THE OTHER FLORIDA:
FLORIDA’S NATURE COAST
The average water temperature for most springs is 72F degrees but Weeki Wachee Spring has an average temperature of 74.2F all year. This makes it ideal for scuba diving and snorkeling year-‘round. This is enticing not only for humans but also for the largest manatee winter population in North America. This region is the only place in North America where people can legally swim alongside the manatee. West Indian Manatees are naturally curious creatures and are welcoming and friendly to humans.
Visions of sun-drenched white-sand beaches permeate thoughts of Florida. Millions flock to our state each year for vacation or retirement. So many, in fact, that it has changed the perception of Florida into a concrete jungle with congested freeways and beaches. However, you can still experience the Florida of yesteryear in Florida’s “Nature Coast.”

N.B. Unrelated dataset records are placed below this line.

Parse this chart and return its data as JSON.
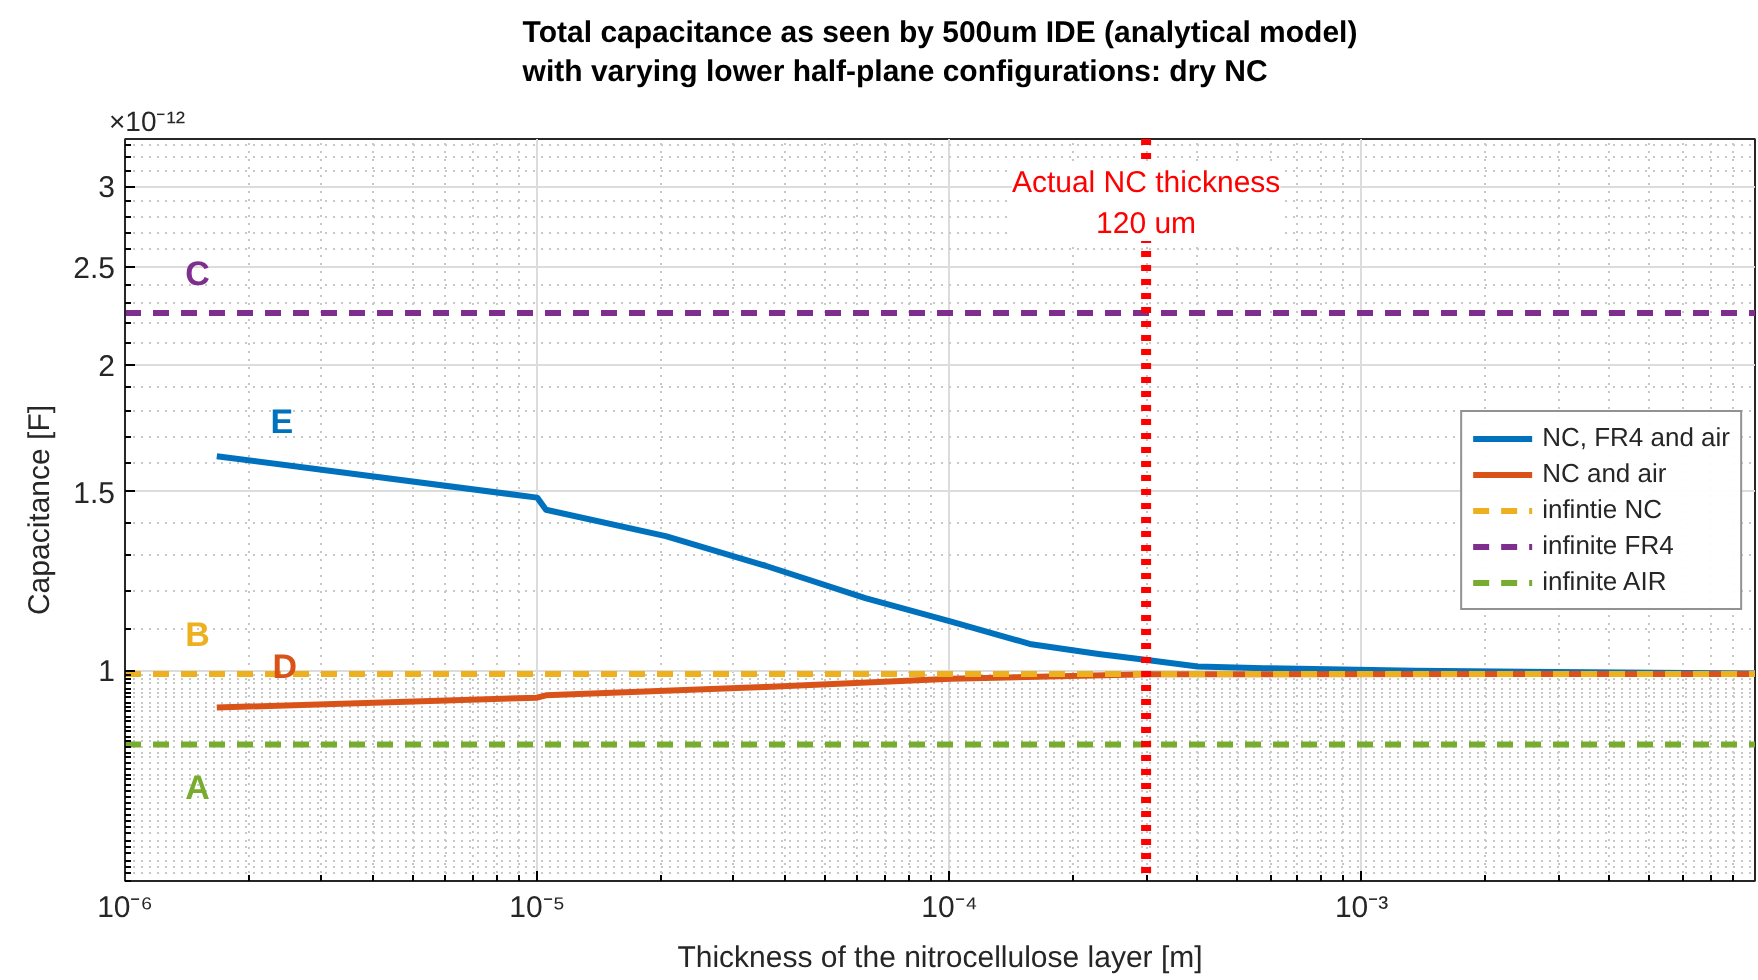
{
  "chart_data": {
    "type": "line",
    "title": "Total capacitance as seen by 500um IDE (analytical model)\nwith varying lower half-plane configurations: dry NC",
    "xlabel": "Thickness of the nitrocellulose layer [m]",
    "ylabel": "Capacitance [F]",
    "log": "xy",
    "grid": true,
    "legend": "right",
    "line_style": "solid",
    "marker": "none",
    "xlim": [
      1e-06,
      0.009
    ],
    "ylim": [
      0.62,
      3.34
    ],
    "xticks": [
      {
        "value": 1e-06,
        "label": "10⁻⁶"
      },
      {
        "value": 1e-05,
        "label": "10⁻⁵"
      },
      {
        "value": 0.0001,
        "label": "10⁻⁴"
      },
      {
        "value": 0.001,
        "label": "10⁻³"
      }
    ],
    "yticks": [
      1,
      1.5,
      2,
      2.5,
      3
    ],
    "series": [
      {
        "name": "NC, FR4 and air",
        "color": "#0072bd",
        "x": [
          1.67e-06,
          1e-05,
          1.05e-05,
          2.05e-05,
          3.58e-05,
          6.25e-05,
          0.000101,
          0.000158,
          0.00023,
          0.000305,
          0.0004,
          0.00058,
          0.00135,
          0.009
        ],
        "values": [
          1.626,
          1.48,
          1.44,
          1.356,
          1.268,
          1.178,
          1.117,
          1.061,
          1.038,
          1.023,
          1.009,
          1.005,
          0.999,
          0.993
        ]
      },
      {
        "name": "NC and air",
        "color": "#d95319",
        "x": [
          1.67e-06,
          1e-05,
          1.05e-05,
          3.58e-05,
          0.000101,
          0.000305,
          0.009
        ],
        "values": [
          0.919,
          0.94,
          0.945,
          0.963,
          0.981,
          0.991,
          0.992
        ]
      },
      {
        "name": "infintie NC",
        "color": "#edb120",
        "line_style": "dashed",
        "x": [
          1e-06,
          0.009
        ],
        "values": [
          0.992,
          0.992
        ]
      },
      {
        "name": "infinite FR4",
        "color": "#7e2f8e",
        "line_style": "dashed",
        "x": [
          1e-06,
          0.009
        ],
        "values": [
          2.25,
          2.25
        ]
      },
      {
        "name": "infinite AIR",
        "color": "#77ac30",
        "line_style": "dashed",
        "x": [
          1e-06,
          0.009
        ],
        "values": [
          0.845,
          0.845
        ]
      }
    ],
    "ref_lines": [
      {
        "axis": "x",
        "value": 0.0003,
        "label": "Actual NC thickness\n120 um",
        "color": "#ff0000",
        "line_style": "dotted"
      }
    ],
    "annotations": [
      "×10⁻¹²",
      {
        "text": "A",
        "x": 1.5e-06,
        "y": 0.845
      },
      {
        "text": "B",
        "x": 1.5e-06,
        "y": 0.992
      },
      {
        "text": "C",
        "x": 1.5e-06,
        "y": 2.25
      },
      {
        "text": "D",
        "x": 2.44e-06,
        "y": 0.922
      },
      {
        "text": "E",
        "x": 2.4e-06,
        "y": 1.61
      }
    ]
  }
}
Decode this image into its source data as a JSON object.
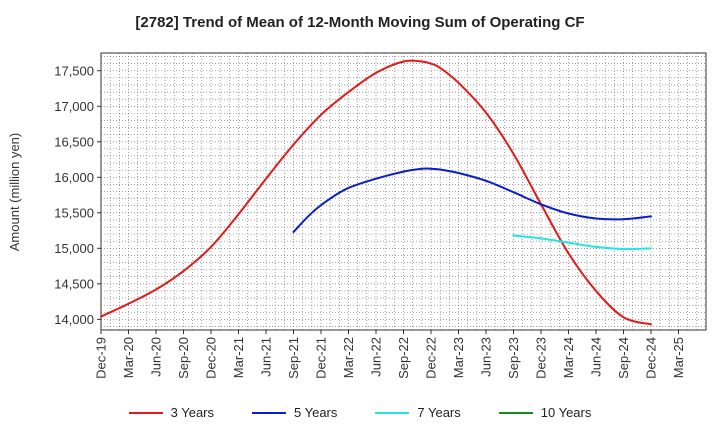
{
  "chart_data": {
    "type": "line",
    "title": "[2782]  Trend of Mean of 12-Month Moving Sum of Operating CF",
    "xlabel": "",
    "ylabel": "Amount (million yen)",
    "ylim": [
      13850,
      17750
    ],
    "yticks": [
      14000,
      14500,
      15000,
      15500,
      16000,
      16500,
      17000,
      17500
    ],
    "ytick_labels": [
      "14,000",
      "14,500",
      "15,000",
      "15,500",
      "16,000",
      "16,500",
      "17,000",
      "17,500"
    ],
    "xlim": [
      0,
      66
    ],
    "xtick_labels": [
      "Dec-19",
      "Mar-20",
      "Jun-20",
      "Sep-20",
      "Dec-20",
      "Mar-21",
      "Jun-21",
      "Sep-21",
      "Dec-21",
      "Mar-22",
      "Jun-22",
      "Sep-22",
      "Dec-22",
      "Mar-23",
      "Jun-23",
      "Sep-23",
      "Dec-23",
      "Mar-24",
      "Jun-24",
      "Sep-24",
      "Dec-24",
      "Mar-25"
    ],
    "x_unit": "months since Dec-19",
    "grid": true,
    "series": [
      {
        "name": "3 Years",
        "color": "#e31a1c",
        "x": [
          0,
          3,
          6,
          9,
          12,
          15,
          18,
          21,
          24,
          27,
          30,
          33,
          35,
          36,
          37,
          39,
          42,
          45,
          48,
          51,
          54,
          57,
          60
        ],
        "values": [
          14040,
          14220,
          14420,
          14680,
          15020,
          15480,
          15980,
          16460,
          16880,
          17200,
          17470,
          17630,
          17630,
          17600,
          17540,
          17330,
          16910,
          16330,
          15620,
          14930,
          14400,
          14030,
          13930
        ]
      },
      {
        "name": "5 Years",
        "color": "#0a1ecc",
        "x": [
          21,
          23,
          25,
          27,
          30,
          33,
          35,
          36,
          37,
          39,
          42,
          45,
          48,
          51,
          54,
          57,
          60
        ],
        "values": [
          15230,
          15500,
          15700,
          15850,
          15980,
          16080,
          16120,
          16120,
          16110,
          16060,
          15950,
          15790,
          15620,
          15490,
          15420,
          15410,
          15450
        ]
      },
      {
        "name": "7 Years",
        "color": "#22e6e6",
        "x": [
          45,
          48,
          51,
          54,
          57,
          60
        ],
        "values": [
          15180,
          15140,
          15080,
          15020,
          14990,
          15000
        ]
      },
      {
        "name": "10 Years",
        "color": "#1a8a1a",
        "x": [],
        "values": []
      }
    ]
  }
}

In 1867, World famous naturalist John Muir described the Nature Coast as “a string of counties studded with emerald-like gulf waters, deep springs and rivers, stretching along the same Florida coast.” Today, this area remains one of the last unspoiled regions of Florida. The western side of the state with rolling hills, beautiful beaches and natural springs awaits you.
Ponce deLeon thought he had discovered the “Fountain of Youth” when he found Florida’s freshwater springs. Over 600 of the purest and cleanest freshwater springs (some of them more than 200 feet deep) occur naturally in northern and central Florida. Millions of gallons of water a day from Florida’s underground aquifer feed the springs. Limestone naturally filters the water making it crystal clear.
The human population is dwarfed by the multitude of wildlife in the area. From the West Indian manatee to the Florida black bear, bald eagles and Florida panther, many endangered species call the Nature Coast home. The coast houses wildlife refuges and preserves including Weeki Wachee Springs State Park, the 157,479-acre Withlacoochee State Forest and the Chassahowitzka National Wildlife Refuge. It is very important to the people of the Nature Coast to protect the aquatic and forest environments, creating a healthy, stable area for wildlife and residents alike.